Sadie no entendió por qué, en ese preciso momento, la piel se le erizó al oírla. Sonaba tan angelical, tan dulce, pero al mismo tiempo llevaba consigo un toque sutil de tristeza.

— ¿Tu novio ahora controla tus tiempos? —comentó uno de los chicos del grupo, con un tono burlón.

— No es mi novio, es solo... un amigo —respondió ella, girándose hacia el grupo, aunque su rostro permanecía de espaldas a Sadie mientras seguía conversando—. No quiero un novio aún. No es momento de estar dibujando corazones en mi cuaderno cuando debería estar estudiando.

Una mano sobre su hombro la trajo de vuelta a la realidad, y se espantó al instante.

— Por Dios, cálmate — Louis carcajeó sonoramente, divirtiéndose con su reacción.

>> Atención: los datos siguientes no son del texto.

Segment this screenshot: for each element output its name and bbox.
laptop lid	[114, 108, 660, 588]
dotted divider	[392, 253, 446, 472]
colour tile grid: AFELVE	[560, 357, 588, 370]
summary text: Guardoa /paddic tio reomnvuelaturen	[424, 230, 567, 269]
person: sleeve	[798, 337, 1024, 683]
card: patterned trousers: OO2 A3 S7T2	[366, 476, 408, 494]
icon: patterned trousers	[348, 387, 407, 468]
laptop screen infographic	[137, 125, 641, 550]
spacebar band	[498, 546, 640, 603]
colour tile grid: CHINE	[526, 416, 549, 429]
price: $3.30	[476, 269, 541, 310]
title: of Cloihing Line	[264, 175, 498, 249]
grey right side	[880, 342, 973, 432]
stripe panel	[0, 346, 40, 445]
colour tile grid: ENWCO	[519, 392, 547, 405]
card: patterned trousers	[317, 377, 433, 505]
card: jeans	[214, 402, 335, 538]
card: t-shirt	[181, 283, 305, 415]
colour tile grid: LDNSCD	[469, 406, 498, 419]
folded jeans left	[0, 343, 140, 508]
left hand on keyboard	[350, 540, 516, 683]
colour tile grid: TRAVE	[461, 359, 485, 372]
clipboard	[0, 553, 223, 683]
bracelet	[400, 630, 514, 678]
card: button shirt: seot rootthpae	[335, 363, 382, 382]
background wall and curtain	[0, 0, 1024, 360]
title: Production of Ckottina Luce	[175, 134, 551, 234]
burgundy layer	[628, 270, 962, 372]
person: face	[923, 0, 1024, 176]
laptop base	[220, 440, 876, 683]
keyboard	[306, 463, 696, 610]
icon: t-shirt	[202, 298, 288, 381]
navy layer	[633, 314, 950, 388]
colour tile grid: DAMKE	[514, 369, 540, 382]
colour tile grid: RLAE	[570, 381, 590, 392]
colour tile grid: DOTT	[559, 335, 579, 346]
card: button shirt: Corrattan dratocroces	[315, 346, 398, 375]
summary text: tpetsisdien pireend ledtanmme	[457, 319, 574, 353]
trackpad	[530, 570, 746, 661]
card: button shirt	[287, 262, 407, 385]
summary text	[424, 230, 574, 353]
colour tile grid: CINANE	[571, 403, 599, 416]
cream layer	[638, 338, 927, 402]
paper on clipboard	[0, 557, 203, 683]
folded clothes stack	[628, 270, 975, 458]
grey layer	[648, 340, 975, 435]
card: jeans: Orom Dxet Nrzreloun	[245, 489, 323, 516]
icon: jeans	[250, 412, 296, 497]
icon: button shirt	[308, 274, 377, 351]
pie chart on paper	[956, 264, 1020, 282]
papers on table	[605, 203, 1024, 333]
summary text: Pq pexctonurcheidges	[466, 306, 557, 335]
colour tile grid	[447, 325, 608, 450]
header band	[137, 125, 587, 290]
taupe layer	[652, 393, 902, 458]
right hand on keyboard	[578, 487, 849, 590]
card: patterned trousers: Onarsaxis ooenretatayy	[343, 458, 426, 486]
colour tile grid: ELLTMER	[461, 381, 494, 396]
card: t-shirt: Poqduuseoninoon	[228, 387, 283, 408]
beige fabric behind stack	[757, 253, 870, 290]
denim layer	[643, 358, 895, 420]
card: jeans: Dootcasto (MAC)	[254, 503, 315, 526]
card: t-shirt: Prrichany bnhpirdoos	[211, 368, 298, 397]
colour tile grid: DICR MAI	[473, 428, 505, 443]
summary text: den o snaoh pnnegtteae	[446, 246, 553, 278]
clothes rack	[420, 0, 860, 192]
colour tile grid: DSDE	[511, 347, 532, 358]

El chico rodeó su cuello con uno de sus brazos y la atrajo hacia él, comenzando a caminar. Para sorpresa de la chica pecosa, al pasar junto al grupo, vio a Louis acercarse al muchacho castaño y murmurarle algo. El cambio en su rostro fue inmediato: aquella expresión de alegría se desvaneció, y se volvió más tensa, como si la conversación le resultara incómoda.

Sabía que era parte del día a día molestar a alguien, incluso hostigarlos con palabras hirientes que transformaban un día lleno de colores en uno amargo y gris. No le preguntó qué le había dicho, ya que sospechaba que podría haber sido una crítica sobre su uniforme perfectamente acomodado o, quizás, simplemente una manera de joderle el buen momento.

Sadie estaba rodeada de personas con malas intenciones, personas que estaban inmersas en la maldad y el pecado. No podía cambiarlo. Incluso si se marchara de ese pueblo, huir solo traería más mala suerte, como una pandemia inminente que la perseguiría sin importar a dónde fuera.

Al final, debía aceptar quién era, cómo vivía y qué le esperaba.